More than 20 antidepressants have been FDA-approved for the treatment of depression in older people (Table 4).7 SSRIs are the usual first-line choice of pharmacotherapy in older patients who are depressed because of lower serious adverse effect and toxicity profiles compared with older antidepressants.7 However, a risk of GI bleeding has to be considered in geriatric patients particularly if aspirin or NSAIDs are prescribed and/or there is a history of peptic ulcer; in such patients GI protection is advised. SSRIs are sometimes associated with a low sodium syndrome secondary to inappropriate secretion of antidiuretic hormone which, in extreme cases, leads to lethargy and confusion. In medically unwell patients, tricyclics increase the risk of delirium. Mirtazapine is useful when insomnia is problematic, and bupropion can be used for lethargic patients.
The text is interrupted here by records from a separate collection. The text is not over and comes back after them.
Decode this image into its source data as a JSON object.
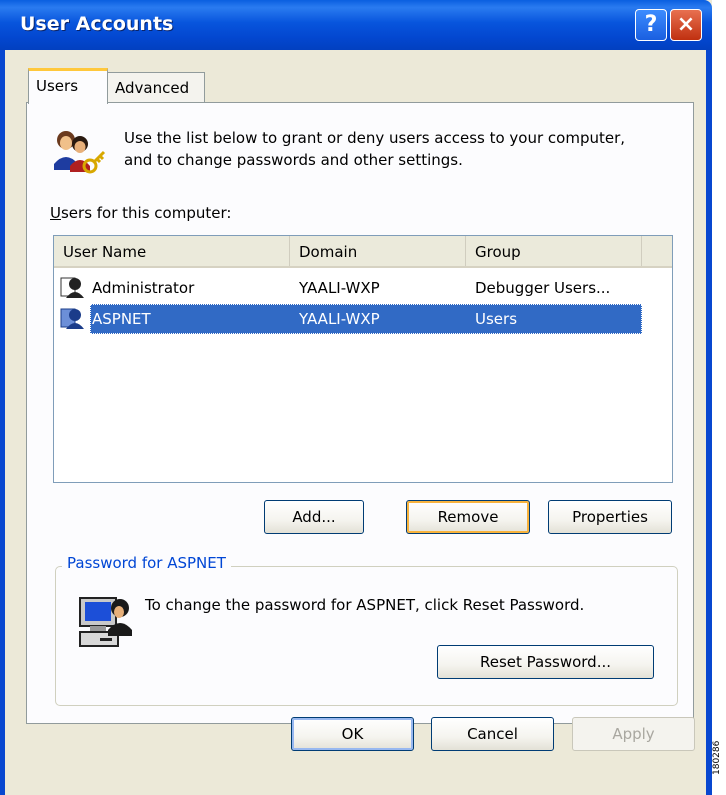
{
  "window": {
    "title": "User Accounts",
    "help_label": "?",
    "close_label": "×"
  },
  "tabs": [
    {
      "label": "Users",
      "active": true
    },
    {
      "label": "Advanced",
      "active": false
    }
  ],
  "intro": {
    "icon": "users-key-icon",
    "text": "Use the list below to grant or deny users access to your computer, and to change passwords and other settings."
  },
  "users_list": {
    "label": "Users for this computer:",
    "columns": [
      "User Name",
      "Domain",
      "Group"
    ],
    "rows": [
      {
        "user": "Administrator",
        "domain": "YAALI-WXP",
        "group": "Debugger Users...",
        "selected": false
      },
      {
        "user": "ASPNET",
        "domain": "YAALI-WXP",
        "group": "Users",
        "selected": true
      }
    ]
  },
  "list_buttons": {
    "add": "Add...",
    "remove": "Remove",
    "properties": "Properties"
  },
  "password_group": {
    "title": "Password for ASPNET",
    "icon": "computer-user-icon",
    "text": "To change the password for ASPNET, click Reset Password.",
    "reset_button": "Reset Password..."
  },
  "dialog_buttons": {
    "ok": "OK",
    "cancel": "Cancel",
    "apply": "Apply"
  },
  "colors": {
    "titlebar": "#0a5fe0",
    "selection": "#316ac5",
    "group_title": "#0046d5",
    "focus_ring": "#f8b33d"
  },
  "margin_tag": "180286"
}
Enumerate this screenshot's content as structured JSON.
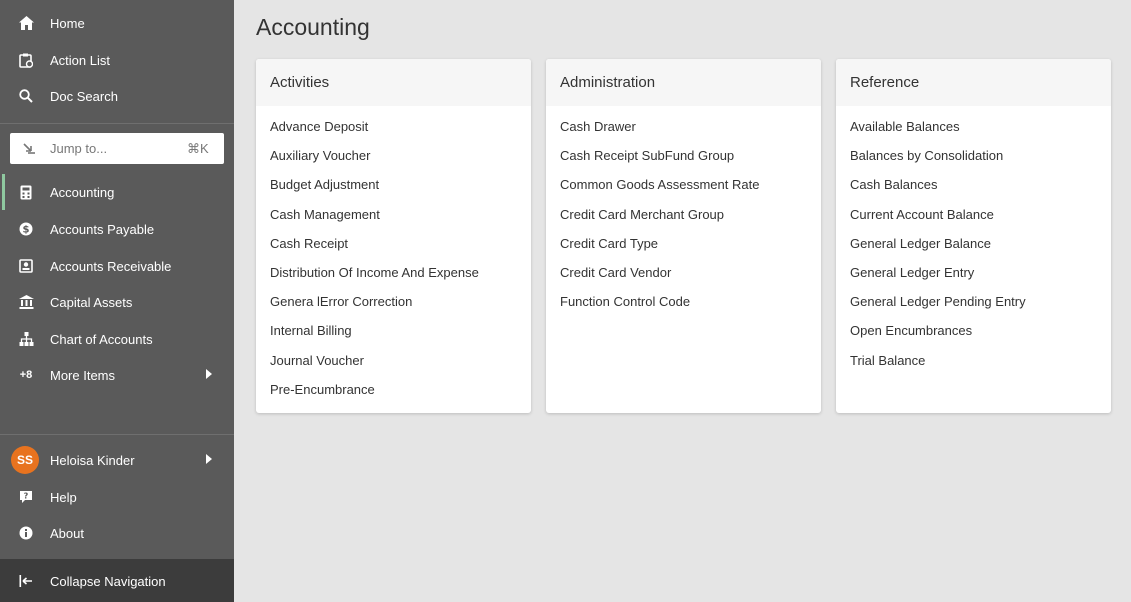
{
  "sidebar": {
    "top_items": [
      {
        "label": "Home",
        "icon": "home-icon"
      },
      {
        "label": "Action List",
        "icon": "clipboard-icon"
      },
      {
        "label": "Doc Search",
        "icon": "search-icon"
      }
    ],
    "jump": {
      "placeholder": "Jump to...",
      "shortcut": "⌘K"
    },
    "modules": [
      {
        "label": "Accounting",
        "icon": "calculator-icon",
        "active": true
      },
      {
        "label": "Accounts Payable",
        "icon": "money-circle-icon"
      },
      {
        "label": "Accounts Receivable",
        "icon": "receipt-icon"
      },
      {
        "label": "Capital Assets",
        "icon": "bank-icon"
      },
      {
        "label": "Chart of Accounts",
        "icon": "org-chart-icon"
      },
      {
        "label": "More Items",
        "badge": "+8"
      }
    ],
    "user": {
      "initials": "SS",
      "name": "Heloisa Kinder"
    },
    "help_label": "Help",
    "about_label": "About",
    "collapse_label": "Collapse Navigation"
  },
  "main": {
    "title": "Accounting",
    "cards": [
      {
        "title": "Activities",
        "links": [
          "Advance Deposit",
          "Auxiliary Voucher",
          "Budget Adjustment",
          "Cash Management",
          "Cash Receipt",
          "Distribution Of Income And Expense",
          "Genera lError Correction",
          "Internal Billing",
          "Journal Voucher",
          "Pre-Encumbrance"
        ]
      },
      {
        "title": "Administration",
        "links": [
          "Cash Drawer",
          "Cash Receipt SubFund Group",
          "Common Goods Assessment Rate",
          "Credit Card Merchant Group",
          "Credit Card Type",
          "Credit Card Vendor",
          "Function Control Code"
        ]
      },
      {
        "title": "Reference",
        "links": [
          "Available Balances",
          "Balances by Consolidation",
          "Cash Balances",
          "Current Account Balance",
          "General Ledger Balance",
          "General Ledger Entry",
          "General Ledger Pending Entry",
          "Open Encumbrances",
          "Trial Balance"
        ]
      }
    ]
  },
  "colors": {
    "sidebar_bg": "#5a5a5a",
    "sidebar_footer_bg": "#3c3c3c",
    "active_accent": "#8fc9a0",
    "avatar_bg": "#e8731f",
    "page_bg": "#e5e5e5"
  }
}
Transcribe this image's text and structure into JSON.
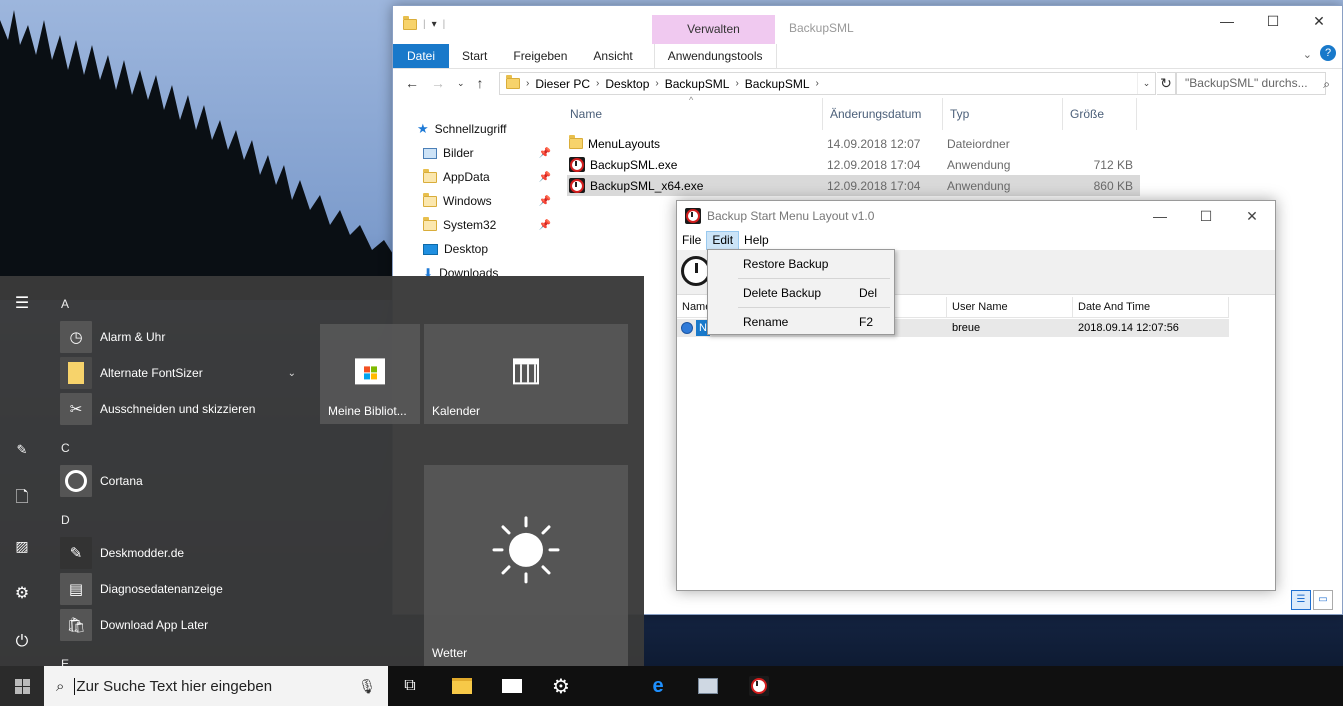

The chances of recovery are small if a patient has made no or minimal improvement after 4 weeks of treatment at optimal dose, in which case a change to another antidepressant is recommended.36 If the patient is improving, then augmentation strategies or antidepressant combinations are appropriate. Lithium and triiodo-thyronine may be used, and psychotherapy may also be effective.

Conclusion

The causes of depression are multifactorial. Several factors may contribute to depression, including sensory impairment, overall handicap, social deprivation, and individual coping strategies. There is every reason to be optimistic about treating depression in older adults. There are effective psychological and antidepressant drug treatments, for both the immediate management and to keep the patient well after recovery from depression. First, however, depression must be detected.

[Editor's note: The above article was published as a Category 1-CME in the November 2008 issue of Psychiatric Times (2008;25(13):50-54). The activity is now expired].